64. I have decided that I will not express a view on whether the net overpayment of £67,052,023.65 should have been taken into account as a reduction to the amount of input tax set-off against Claims (i) to (iii). My conclusions above mean that the Appellant has not made a valid claim under s80(1B) of VATA 1994 and the appeal fails for this reason. I consider that it would be preferable for the Tribunal to express a view on the scope of the principle set out in Birmingham Hippodrome only where it is necessary for it do so given the potentially wide ramifications of any such statements of principle.
65. My conclusion is that the appeal is dismissed.
66. This document contains full findings of fact and reasons for the decision. Any party dissatisfied with this decision has a right to apply for permission to appeal against it pursuant to Rule 39 of the Tribunal Procedure (First-tier Tribunal) (Tax Chamber) Rules 2009. The application must be received by this Tribunal not later than 56 days after this decision is sent to that party. The parties are referred to “Guidance to accompany a Decision from the First-tier Tribunal (Tax Chamber)” which accompanies and forms part of this decision notice.

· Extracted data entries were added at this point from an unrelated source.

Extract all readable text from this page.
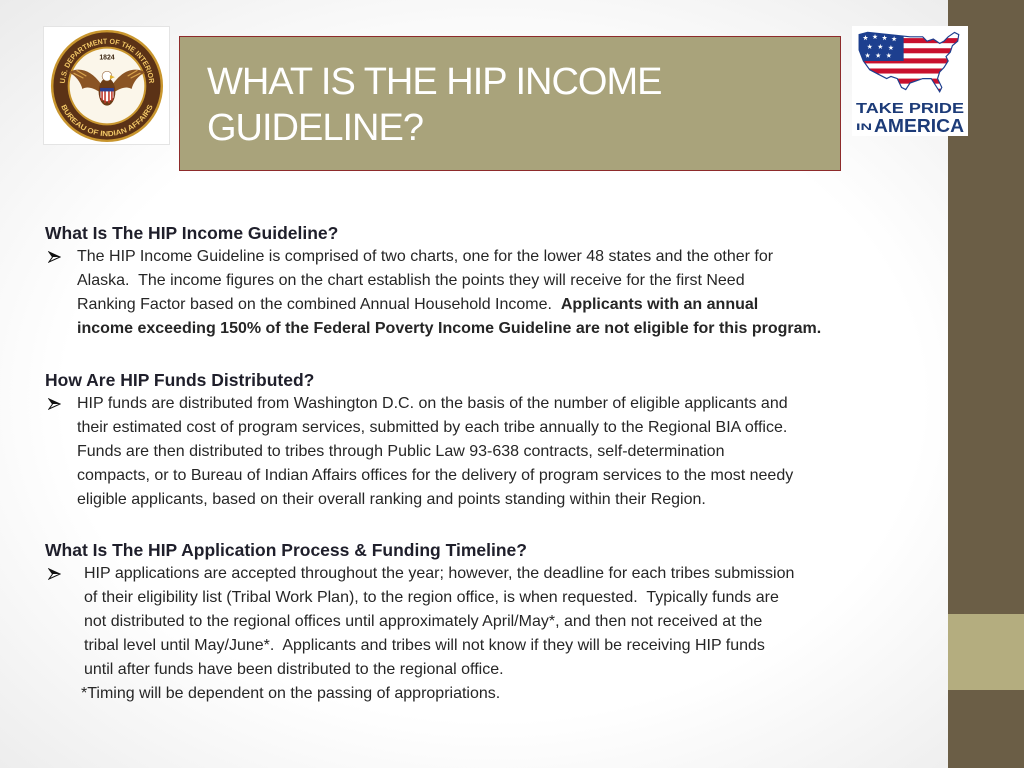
U.S. DEPARTMENT OF THE INTERIOR
BUREAU OF INDIAN AFFAIRS
1824
WHAT IS THE HIP INCOME
GUIDELINE?	TAKE PRIDE
IN AMERICA
What Is The HIP Income Guideline?
The HIP Income Guideline is comprised of two charts, one for the lower 48 states and the other for
Alaska.  The income figures on the chart establish the points they will receive for the first Need
Ranking Factor based on the combined Annual Household Income.  Applicants with an annual
income exceeding 150% of the Federal Poverty Income Guideline are not eligible for this program.
How Are HIP Funds Distributed?
HIP funds are distributed from Washington D.C. on the basis of the number of eligible applicants and
their estimated cost of program services, submitted by each tribe annually to the Regional BIA office.
Funds are then distributed to tribes through Public Law 93-638 contracts, self-determination
compacts, or to Bureau of Indian Affairs offices for the delivery of program services to the most needy
eligible applicants, based on their overall ranking and points standing within their Region.
What Is The HIP Application Process & Funding Timeline?
HIP applications are accepted throughout the year; however, the deadline for each tribes submission
of their eligibility list (Tribal Work Plan), to the region office, is when requested.  Typically funds are
not distributed to the regional offices until approximately April/May*, and then not received at the
tribal level until May/June*.  Applicants and tribes will not know if they will be receiving HIP funds
until after funds have been distributed to the regional office.
*Timing will be dependent on the passing of appropriations.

[1] The parties were agreed that the figures in the table were an accurate reflection of both the amounts of VAT that were the subject of the claims and the amounts of output tax and input tax actually incurred or credited.
[2] Since HMRC did not pay Claim (iv), this figure does not represent an amount that HMRC actually deducted in settling Claim (iv). Rather, it represents the figure that Appellant accepts should have been deducted if Claim (iv) had been paid.
[3] Of course, any such procedural rules must comply with EU principles of equivalence and effectiveness, but it is no longer disputed that the UK provisions set out in s80 do comply with those principles.
[4] Since Mr Hitchmough made the oral submissions at the hearing, as a shorthand, I will refer throughout to Mr Hitchmough making submissions. However, in doing so, I intend no discourtesy to Ms Poots and I recognise the important part she has played in putting the Appellant’s case in writing.
[5] Of course, that mechanism needs to comply with applicable principles of EU law such as the principles of equivalence and effectiveness. However, the scope of those principles in the context of this appeal has now been determined in other litigation so in this appeal, the Tribunal’s task is simply to construe the relevant UK statutory provisions.
[6] An assessment under s73(2) would not be possible since s73(2) deals with assessments to recover “a repayment or refund of VAT” or a “VAT credit” (which, by virtue of s25(3) arises only where a taxpayer’s input tax for an accounting period is greater than its output tax). Therefore, assessments under s73(2) are to recover payments that HMRC have made to taxpayers. In the circumstances of this appeal, HMRC did not make payments to the Appellant: rather credit for what was thought to be input tax was set off against what was thought to be the Appellant’s liability to account for output tax, with the Appellant making a net payment to HMRC.
[7] Section 80(1B) uses the verb “paid”, rather than the noun “payment”, but I will use the expression “payment” as a convenient shorthand.
[8] See s80(4) and s80(4ZA) of VATA 1994
[9] See s83(1)(t) of VATA 1994 and s83G of VATA 1994
[10] As I have noted, set-off under s81(3) is mandatory and not merely at HMRC’s election. Therefore, by stating that less must be set off from its credit under s80(1), the Company is necessarily claiming more from HMRC than it did when it made Claims (i) to (iii) even though the amount of output tax to which it is entitled to credit under s80(1) is not changed.